Прощай, жизнь, прощай, мой сад, и вы, мои липы! Когда придёт лето, смотрите не забудьте сверху донизу покрыться цветами… и пусть хорошо будет людям лежать в вашей пахучей тени, на свежей траве, под лепечущий говор ваших листьев, слегка возмущённых ветром. Прощайте, прощайте! Прощай всё и навсегда!
Прощай, Лиза! Я написал эти два слова — и чуть-чуть не засмеялся. Это восклицание мне кажется книжным. Я как будто сочиняю чувствительную повесть или оканчиваю отчаянное письмо…
Завтра первое апреля. Неужели я умру завтра? Это было бы как-то даже неприлично. А впрочем, оно ко мне идёт…
Уж как же доктор лотошил сегодня!..
1 апреля
Кончено… Жизнь кончена. Я точно умру сегодня. На дворе жарко… почти душно… или уже грудь моя отказывается дышать? Моя маленькая комедия разыграна. Занавес падает.
Уничтожаясь, я перестаю быть лишним…
Ах, как это солнце ярко! Эти могучие лучи дышат вечностью…
Прощай, Терентьевна!.. Сегодня поутру она, сидя у окна, всплакнула… может быть, обо мне… а может быть, и о том, что ей самой скоро придётся умереть, Я взял с неё слово не «пришибить» Трезора.

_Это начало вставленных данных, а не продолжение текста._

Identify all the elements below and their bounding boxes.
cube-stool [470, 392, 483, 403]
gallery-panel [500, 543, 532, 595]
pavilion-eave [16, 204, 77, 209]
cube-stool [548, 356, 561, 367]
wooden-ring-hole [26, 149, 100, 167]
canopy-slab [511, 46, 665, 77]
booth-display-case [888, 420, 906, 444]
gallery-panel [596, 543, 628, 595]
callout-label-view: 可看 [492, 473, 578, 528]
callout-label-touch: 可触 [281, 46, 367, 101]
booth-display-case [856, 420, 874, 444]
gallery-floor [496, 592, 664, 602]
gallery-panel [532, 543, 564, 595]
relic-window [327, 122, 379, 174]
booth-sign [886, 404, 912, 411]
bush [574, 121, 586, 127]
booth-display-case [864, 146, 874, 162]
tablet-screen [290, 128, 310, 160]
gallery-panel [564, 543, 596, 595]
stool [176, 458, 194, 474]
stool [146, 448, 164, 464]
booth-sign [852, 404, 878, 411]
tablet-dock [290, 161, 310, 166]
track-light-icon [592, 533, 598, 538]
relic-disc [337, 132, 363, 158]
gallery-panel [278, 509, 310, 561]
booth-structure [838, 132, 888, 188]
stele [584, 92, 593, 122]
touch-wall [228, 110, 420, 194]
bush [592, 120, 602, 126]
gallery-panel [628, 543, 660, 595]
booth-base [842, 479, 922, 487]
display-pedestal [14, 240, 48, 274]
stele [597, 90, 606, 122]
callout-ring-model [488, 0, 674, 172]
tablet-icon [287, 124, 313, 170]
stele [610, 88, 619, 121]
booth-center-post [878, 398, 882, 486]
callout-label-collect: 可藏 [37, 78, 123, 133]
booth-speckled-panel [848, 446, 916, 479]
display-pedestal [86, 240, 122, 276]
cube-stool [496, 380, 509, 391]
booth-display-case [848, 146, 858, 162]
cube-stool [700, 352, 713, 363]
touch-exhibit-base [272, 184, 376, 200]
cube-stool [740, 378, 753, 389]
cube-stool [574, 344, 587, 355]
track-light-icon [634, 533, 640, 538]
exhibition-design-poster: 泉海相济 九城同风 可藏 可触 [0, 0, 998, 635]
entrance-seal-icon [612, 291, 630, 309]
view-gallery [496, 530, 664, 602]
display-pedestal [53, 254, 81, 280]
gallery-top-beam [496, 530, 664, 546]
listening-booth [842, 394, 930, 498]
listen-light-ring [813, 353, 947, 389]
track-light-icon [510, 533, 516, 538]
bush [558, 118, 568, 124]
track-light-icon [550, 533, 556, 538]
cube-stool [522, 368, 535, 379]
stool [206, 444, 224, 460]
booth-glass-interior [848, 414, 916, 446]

Мне тяжело писать… бросаю перо… Пора! смерть уже не приближается с возрастающим громом, как карета ночью по мостовой: она здесь, она порхает вокруг меня, как то лёгкое дуновение, от которого поднялись дыбом волосы у пророка…
Я умираю… Живите, живые!
И пусть у гробового входа
Младая будет жизнь играть
И равнодушная природа
Красою вечною сиять!
Примечание издателя. Под этой последней строкой находится профиль головы с большим хохлом и усами, с глазом en face и лучеобразными ресницами; а под головой кто-то написал следующие слова:
Сѣю рукопись. Читалъ
И Содѣржанiе Онной Нѣ одобрилъ
Пѣтръ Зудотѣшинъ
М М М М
Милостивый Государь Пѣтръ Зудотѣшинъ
Милостивый Государь мой.
Но так как почерк этих строк нисколько не походил на почерк, которым написана остальная часть тетради, то издатель и почитает себя вправе заключить, что вышеупомянутые строки прибавлены были впоследствии другим лицом, тем более что до сведения его (издателя) дошло, что г-н Чулкатурин действительно умер в ночь с 1 на 2 апреля 18.. года, в родовом своём поместье Овечьи Воды.